Mollie ist keine Pflichtlösung, sondern eine Option. Ob sie passt, hängt stark vom Einzelfall ab. In der Praxis sehen wir vor allem diese Szenarien:
- Shops, die ihr Zahlungsartenangebot erweitern möchten, ohne mehrere Einzellösungen zu pflegen,
- Händler, die Wert auf klar nachlesbare Transaktionspreise legen,
- Betreiber mit schwankendem oder saisonalem Umsatz, die ungern zusätzliche Grundgebühren tragen,
- Shops, die verschiedene Zahlungsarten zentral auswerten und verwalten möchten.
Die wichtigste Grundlage ist die eigene Rechnung: Wie viele Bestellungen haben Sie pro Monat? Wie hoch ist der durchschnittliche Warenkorb? Welche Zahlungsarten werden tatsächlich genutzt? Erst mit diesen Zahlen lässt sich bewerten, ob Mollie zur eigenen Kostenstruktur passt.
Was Sie vor einem Test mit Mollie klären sollten
Wer Mollie im Gambio-Shop testen möchte, sollte sich vorab ein paar Fragen stellen:
- Welcher Anteil Ihres Umsatzes läuft heute über welche Zahlungsart?
- Fehlt Ihren Kunden eine bestimmte Zahlart, die Sie derzeit nicht anbieten?

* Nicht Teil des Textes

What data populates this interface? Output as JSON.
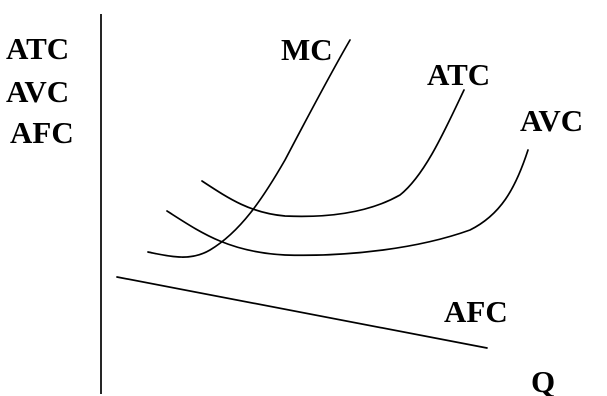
{
  "y_axis_labels": [
    "ATC",
    "AVC",
    "AFC"
  ],
  "x_axis_label": "Q",
  "curve_labels": {
    "mc": "MC",
    "atc": "ATC",
    "avc": "AVC",
    "afc": "AFC"
  },
  "stroke_color": "#000000",
  "background_color": "#ffffff"
}
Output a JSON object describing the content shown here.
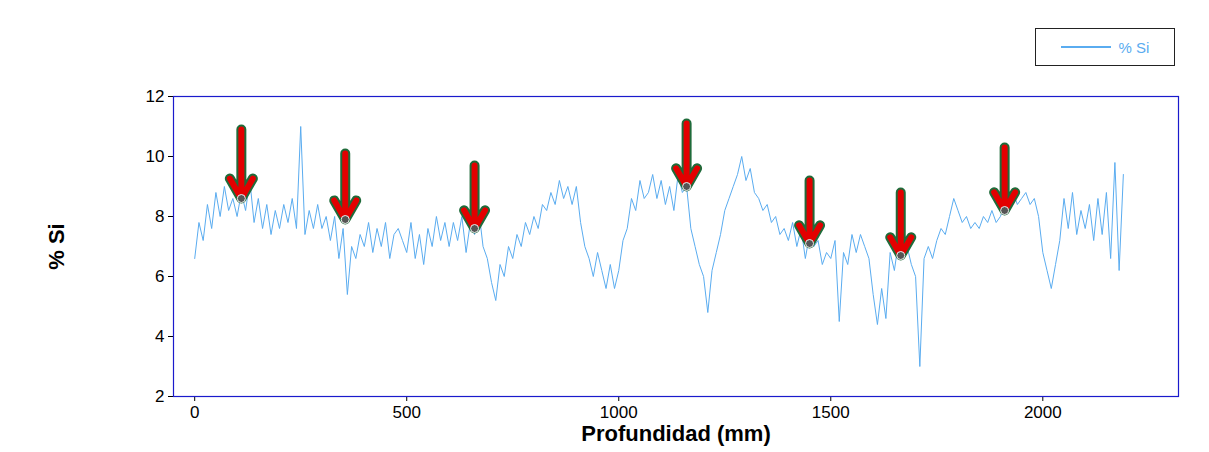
{
  "chart_data": {
    "type": "line",
    "x_label": "Profundidad (mm)",
    "y_label": "% Si",
    "legend": "top-right",
    "grid": false,
    "xlim": [
      -50,
      2320
    ],
    "xticks": [
      0,
      500,
      1000,
      1500,
      2000
    ],
    "ylim": [
      2,
      12
    ],
    "yticks": [
      2,
      4,
      6,
      8,
      10,
      12
    ],
    "x": [
      0,
      10,
      20,
      30,
      40,
      50,
      60,
      70,
      80,
      90,
      100,
      110,
      120,
      130,
      140,
      150,
      160,
      170,
      180,
      190,
      200,
      210,
      220,
      230,
      240,
      250,
      260,
      270,
      280,
      290,
      300,
      310,
      320,
      330,
      340,
      350,
      360,
      370,
      380,
      390,
      400,
      410,
      420,
      430,
      440,
      450,
      460,
      470,
      480,
      490,
      500,
      510,
      520,
      530,
      540,
      550,
      560,
      570,
      580,
      590,
      600,
      610,
      620,
      630,
      640,
      650,
      660,
      670,
      680,
      690,
      700,
      710,
      720,
      730,
      740,
      750,
      760,
      770,
      780,
      790,
      800,
      810,
      820,
      830,
      840,
      850,
      860,
      870,
      880,
      890,
      900,
      910,
      920,
      930,
      940,
      950,
      960,
      970,
      980,
      990,
      1000,
      1010,
      1020,
      1030,
      1040,
      1050,
      1060,
      1070,
      1080,
      1090,
      1100,
      1110,
      1120,
      1130,
      1140,
      1150,
      1160,
      1170,
      1180,
      1190,
      1200,
      1210,
      1220,
      1230,
      1240,
      1250,
      1260,
      1270,
      1280,
      1290,
      1300,
      1310,
      1320,
      1330,
      1340,
      1350,
      1360,
      1370,
      1380,
      1390,
      1400,
      1410,
      1420,
      1430,
      1440,
      1450,
      1460,
      1470,
      1480,
      1490,
      1500,
      1510,
      1520,
      1530,
      1540,
      1550,
      1560,
      1570,
      1580,
      1590,
      1600,
      1610,
      1620,
      1630,
      1640,
      1650,
      1660,
      1670,
      1680,
      1690,
      1700,
      1710,
      1720,
      1730,
      1740,
      1750,
      1760,
      1770,
      1780,
      1790,
      1800,
      1810,
      1820,
      1830,
      1840,
      1850,
      1860,
      1870,
      1880,
      1890,
      1900,
      1910,
      1920,
      1930,
      1940,
      1950,
      1960,
      1970,
      1980,
      1990,
      2000,
      2010,
      2020,
      2030,
      2040,
      2050,
      2060,
      2070,
      2080,
      2090,
      2100,
      2110,
      2120,
      2130,
      2140,
      2150,
      2160,
      2170,
      2180,
      2190
    ],
    "series": [
      {
        "name": "% Si",
        "color": "#5aacf0",
        "values": [
          6.6,
          7.8,
          7.2,
          8.4,
          7.6,
          8.8,
          8.0,
          9.0,
          8.2,
          8.6,
          8.0,
          8.8,
          8.2,
          9.2,
          7.8,
          8.6,
          7.6,
          8.4,
          7.4,
          8.2,
          7.6,
          8.4,
          7.8,
          8.6,
          7.6,
          11.0,
          7.4,
          8.2,
          7.6,
          8.4,
          7.6,
          8.0,
          7.2,
          8.0,
          6.6,
          7.6,
          5.4,
          7.0,
          6.6,
          7.4,
          7.0,
          7.8,
          6.8,
          7.6,
          7.0,
          7.8,
          6.6,
          7.4,
          7.6,
          7.2,
          6.8,
          7.8,
          6.6,
          7.4,
          6.4,
          7.6,
          7.0,
          8.0,
          7.2,
          7.8,
          7.0,
          7.8,
          7.2,
          8.0,
          6.8,
          7.8,
          7.4,
          8.2,
          7.0,
          6.6,
          5.8,
          5.2,
          6.4,
          6.0,
          7.0,
          6.6,
          7.4,
          7.0,
          7.8,
          7.4,
          8.0,
          7.6,
          8.4,
          8.2,
          8.8,
          8.4,
          9.2,
          8.6,
          9.0,
          8.4,
          9.0,
          7.8,
          7.0,
          6.6,
          6.0,
          6.8,
          6.2,
          5.6,
          6.4,
          5.6,
          6.2,
          7.2,
          7.6,
          8.6,
          8.2,
          9.2,
          8.6,
          8.8,
          9.4,
          8.6,
          9.2,
          8.4,
          9.0,
          8.2,
          9.4,
          8.8,
          9.0,
          7.6,
          7.0,
          6.4,
          6.0,
          4.8,
          6.2,
          6.8,
          7.4,
          8.2,
          8.6,
          9.0,
          9.4,
          10.0,
          9.2,
          9.6,
          8.8,
          8.6,
          8.2,
          8.4,
          7.8,
          8.0,
          7.4,
          7.6,
          7.2,
          7.8,
          7.0,
          7.6,
          6.6,
          7.4,
          7.0,
          7.2,
          6.4,
          6.8,
          6.6,
          7.2,
          4.5,
          6.8,
          6.4,
          7.4,
          6.8,
          7.4,
          7.0,
          6.6,
          5.4,
          4.4,
          5.6,
          4.6,
          6.8,
          6.2,
          7.2,
          6.6,
          7.0,
          6.4,
          6.0,
          3.0,
          6.6,
          7.0,
          6.6,
          7.2,
          7.6,
          7.4,
          8.0,
          8.6,
          8.2,
          7.8,
          8.0,
          7.6,
          7.8,
          7.6,
          8.0,
          7.8,
          8.2,
          7.8,
          8.0,
          8.4,
          8.2,
          8.8,
          8.4,
          8.6,
          8.8,
          8.4,
          8.6,
          8.0,
          6.8,
          6.2,
          5.6,
          6.4,
          7.2,
          8.6,
          7.6,
          8.8,
          7.4,
          8.2,
          7.6,
          8.4,
          7.2,
          8.6,
          7.4,
          8.8,
          6.6,
          9.8,
          6.2,
          9.4
        ]
      }
    ],
    "arrows": {
      "color": "#e30000",
      "x": [
        110,
        355,
        660,
        1160,
        1450,
        1665,
        1910
      ],
      "y_start": [
        10.9,
        10.1,
        9.7,
        11.1,
        9.2,
        8.8,
        10.3
      ],
      "y_end": [
        8.6,
        7.9,
        7.6,
        9.0,
        7.1,
        6.7,
        8.2
      ]
    }
  }
}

- Wie gehen Sie heute mit Rückerstattungen, Stornos und offenen Zahlungen um – und wie würden diese Prozesse mit Mollie aussehen?
- Welche Länder bedienen Sie, und gibt es dort Besonderheiten bei bevorzugten Zahlungsarten?
Sind diese Punkte geklärt, lässt sich ein Test von Mollie kontrolliert aufsetzen – zunächst im Testmodus, später mit ausgewählten Live-Zahlungsarten.
Fazit: Wer ist Mollie – und ist das relevant für Ihren Gambio-Shop?
Mollie ist ein europäischer Zahlungsdienstleister, der sich auf die Abwicklung von Online-Zahlungen spezialisiert hat. Für Gambio-Shopbetreiber bedeutet das: eine zentrale Anbindung für viele Zahlungsarten, ein eigenes Dashboard für Zahlungen und eine Preisstruktur, die offen auf der Website nachlesbar ist.
Ob Mollie in Ihrem konkreten Fall die passende Lösung ist, entscheidet sich nicht an der Anzahl der Funktionen, sondern an Ihren Zahlen. Wenn Sie wissen, wie Ihr Zahlungs-Mix heute aussieht und welche Kosten damit verbunden sind, können Sie die Konditionen von Mollie danebenlegen und relativ schnell sehen, ob sich ein Einsatz lohnt. Mollie ist damit kein „Muss“, aber eine Option, die man kennen sollte.